New findings observed in this study were the deletions of the ABL and AML1 gene. Deletion of ABL was observed in a 13-yr-old boy with T-ALL. Deletions of the 9q34 region on which the ABL gene is located have been known to be quite common findings in several solid tumors (26, 27). However, the deletions of 9q34 have rarely been found in ALL and thus the clinical significance is unknown. Searching for identical cases and additional follow-up study of our case will be helpful in understanding the role of ABL deletion in leukemogenesis of ALL. As well, deletion of AML1 was accompanied with TEL/AML1 fusion and observed in four female patients with precursor-B ALL, which has not yet been reported. It was unclear whether the deletion occurred at der(21) or at normal chromosome 21. The loss of 21q was not observed in patients with TEL/AML1 fusion, while the gain of 21q was frequently found (19). As such, we assumed that the deletions might occur at the der(21) and the AML1 deletion would be one of the secondary genetic changes required in leukemogenesis by TEL/AML1 fusion.
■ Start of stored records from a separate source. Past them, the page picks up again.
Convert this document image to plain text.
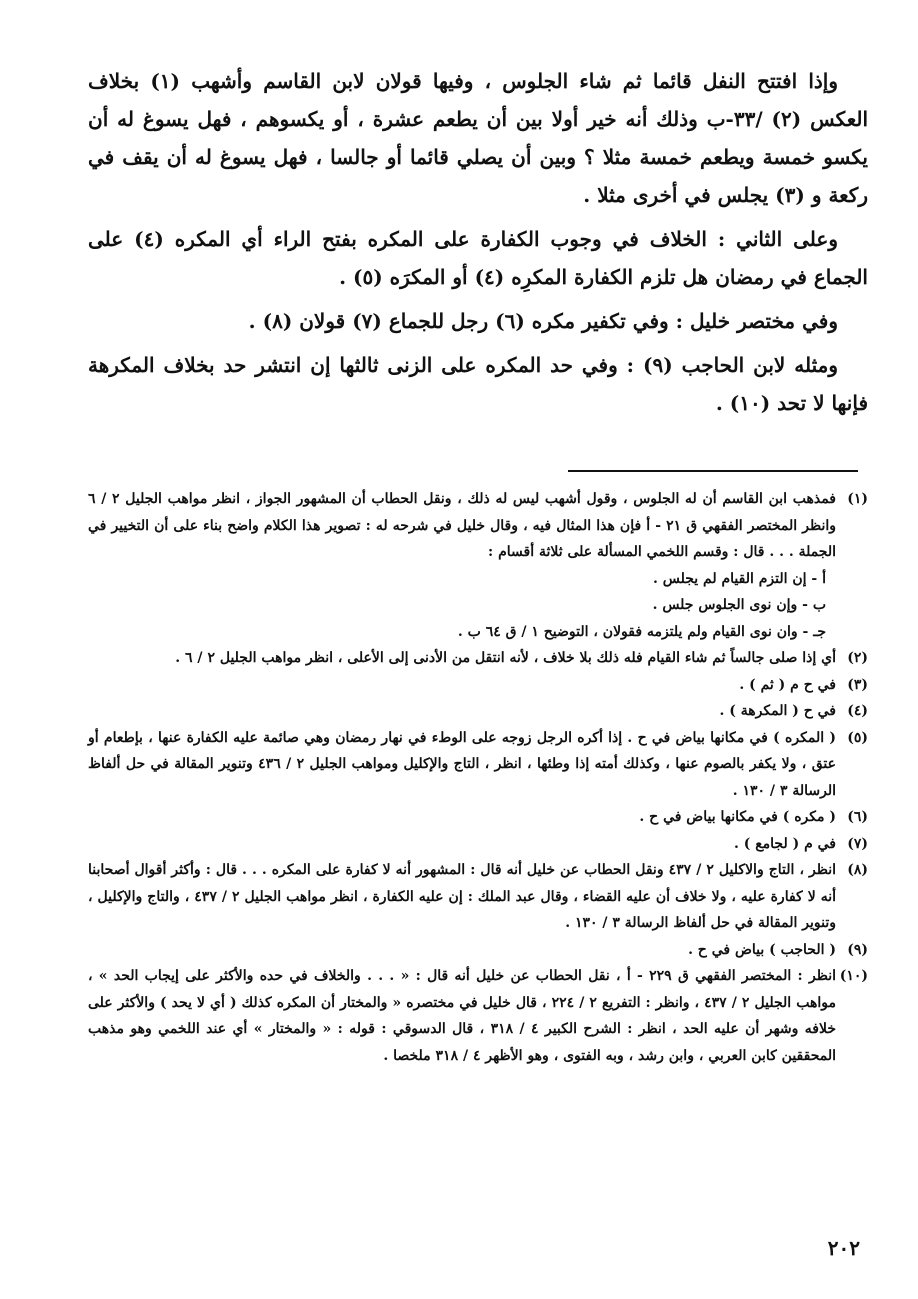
وإذا افتتح النفل قائما ثم شاء الجلوس ، وفيها قولان لابن القاسم وأشهب (١) بخلاف العكس (٢) /٣٣-ب وذلك أنه خير أولا بين أن يطعم عشرة ، أو يكسوهم ، فهل يسوغ له أن يكسو خمسة ويطعم خمسة مثلا ؟ وبين أن يصلي قائما أو جالسا ، فهل يسوغ له أن يقف في ركعة و (٣) يجلس في أخرى مثلا .

وعلى الثاني : الخلاف في وجوب الكفارة على المكره بفتح الراء أي المكره (٤) على الجماع في رمضان هل تلزم الكفارة المكرِه (٤) أو المكرَه (٥) .

وفي مختصر خليل : وفي تكفير مكره (٦) رجل للجماع (٧) قولان (٨) .

ومثله لابن الحاجب (٩) : وفي حد المكره على الزنى ثالثها إن انتشر حد بخلاف المكرهة فإنها لا تحد (١٠) .

(١)
فمذهب ابن القاسم أن له الجلوس ، وقول أشهب ليس له ذلك ، ونقل الحطاب أن المشهور الجواز ، انظر مواهب الجليل ٢ / ٦ وانظر المختصر الفقهي ق ٢١ - أ فإن هذا المثال فيه ، وقال خليل في شرحه له : تصوير هذا الكلام واضح بناء على أن التخيير في الجملة . . . قال : وقسم اللخمي المسألة على ثلاثة أقسام :
أ - إن التزم القيام لم يجلس .
ب - وإن نوى الجلوس جلس .
جـ - وان نوى القيام ولم يلتزمه فقولان ، التوضيح ١ / ق ٦٤ ب .
(٢)
أي إذا صلى جالساً ثم شاء القيام فله ذلك بلا خلاف ، لأنه انتقل من الأدنى إلى الأعلى ، انظر مواهب الجليل ٢ / ٦ .
(٣)
في ح م ( ثم ) .
(٤)
في ح ( المكرهة ) .
(٥)
( المكره ) في مكانها بياض في ح . إذا أكره الرجل زوجه على الوطء في نهار رمضان وهي صائمة عليه الكفارة عنها ، بإطعام أو عتق ، ولا يكفر بالصوم عنها ، وكذلك أمته إذا وطئها ، انظر ، التاج والإكليل ومواهب الجليل ٢ / ٤٣٦ وتنوير المقالة في حل ألفاظ الرسالة ٣ / ١٣٠ .
(٦)
( مكره ) في مكانها بياض في ح .
(٧)
في م ( لجامع ) .
(٨)
انظر ، التاج والاكليل ٢ / ٤٣٧ ونقل الحطاب عن خليل أنه قال : المشهور أنه لا كفارة على المكره . . . قال : وأكثر أقوال أصحابنا أنه لا كفارة عليه ، ولا خلاف أن عليه القضاء ، وقال عبد الملك : إن عليه الكفارة ، انظر مواهب الجليل ٢ / ٤٣٧ ، والتاج والإكليل ، وتنوير المقالة في حل ألفاظ الرسالة ٣ / ١٣٠ .
(٩)
( الحاجب ) بياض في ح .
(١٠)
انظر : المختصر الفقهي ق ٢٢٩ - أ ، نقل الحطاب عن خليل أنه قال : « . . . والخلاف في حده والأكثر على إيجاب الحد » ، مواهب الجليل ٢ / ٤٣٧ ، وانظر : التفريع ٢ / ٢٢٤ ، قال خليل في مختصره « والمختار أن المكره كذلك ( أي لا يحد ) والأكثر على خلافه وشهر أن عليه الحد ، انظر : الشرح الكبير ٤ / ٣١٨ ، قال الدسوقي : قوله : « والمختار » أي عند اللخمي وهو مذهب المحققين كابن العربي ، وابن رشد ، وبه الفتوى ، وهو الأظهر ٤ / ٣١٨ ملخصا .
٢٠٢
Amplification of the AML1 gene was observed in a 10-yr-old male patient with precursor-B ALL. Since first reported (28), ten patients with AML1 amplification have been subsequently reported (7, 29-32). All cases had childhood precursor-B ALL. One of ten showed TEL/AML1 fusion and none showed TEL deletion. Although six cases were initially classified into the high-risk group, all but one remained alive without relapse. Our case also remained alive without events. AML1 amplification was suggested that play an important role in leukemogenesis as a target event in a trisomy 21 or a 21q22 amplicon (31). Further studies are needed to know the role of amplification of the AML1 gene in leukemogenesis of ALL.
The frequent presence of TEL and p16 rearrangements in the company of other genetic changes suggested that the rearrangements of tumor suppressor genes might contribute to leukemogenesis in cooperation with other genetic changes, possibly by amplifying the malignant potential.
In conclusion, routine performance of interphase FISH using BCR/ABL, MLL, TEL/AML1, and p16 probes at diagnosis would be very useful to establish accurate prognosis and to monitor the minimal residual disease in childhood ALL. Further study with a larger number of patients would be necessary to know the relationship between the outcome and each gene rearrangement and to provide a better understanding of leukemogenesis by new gene rearrangements identified in this study.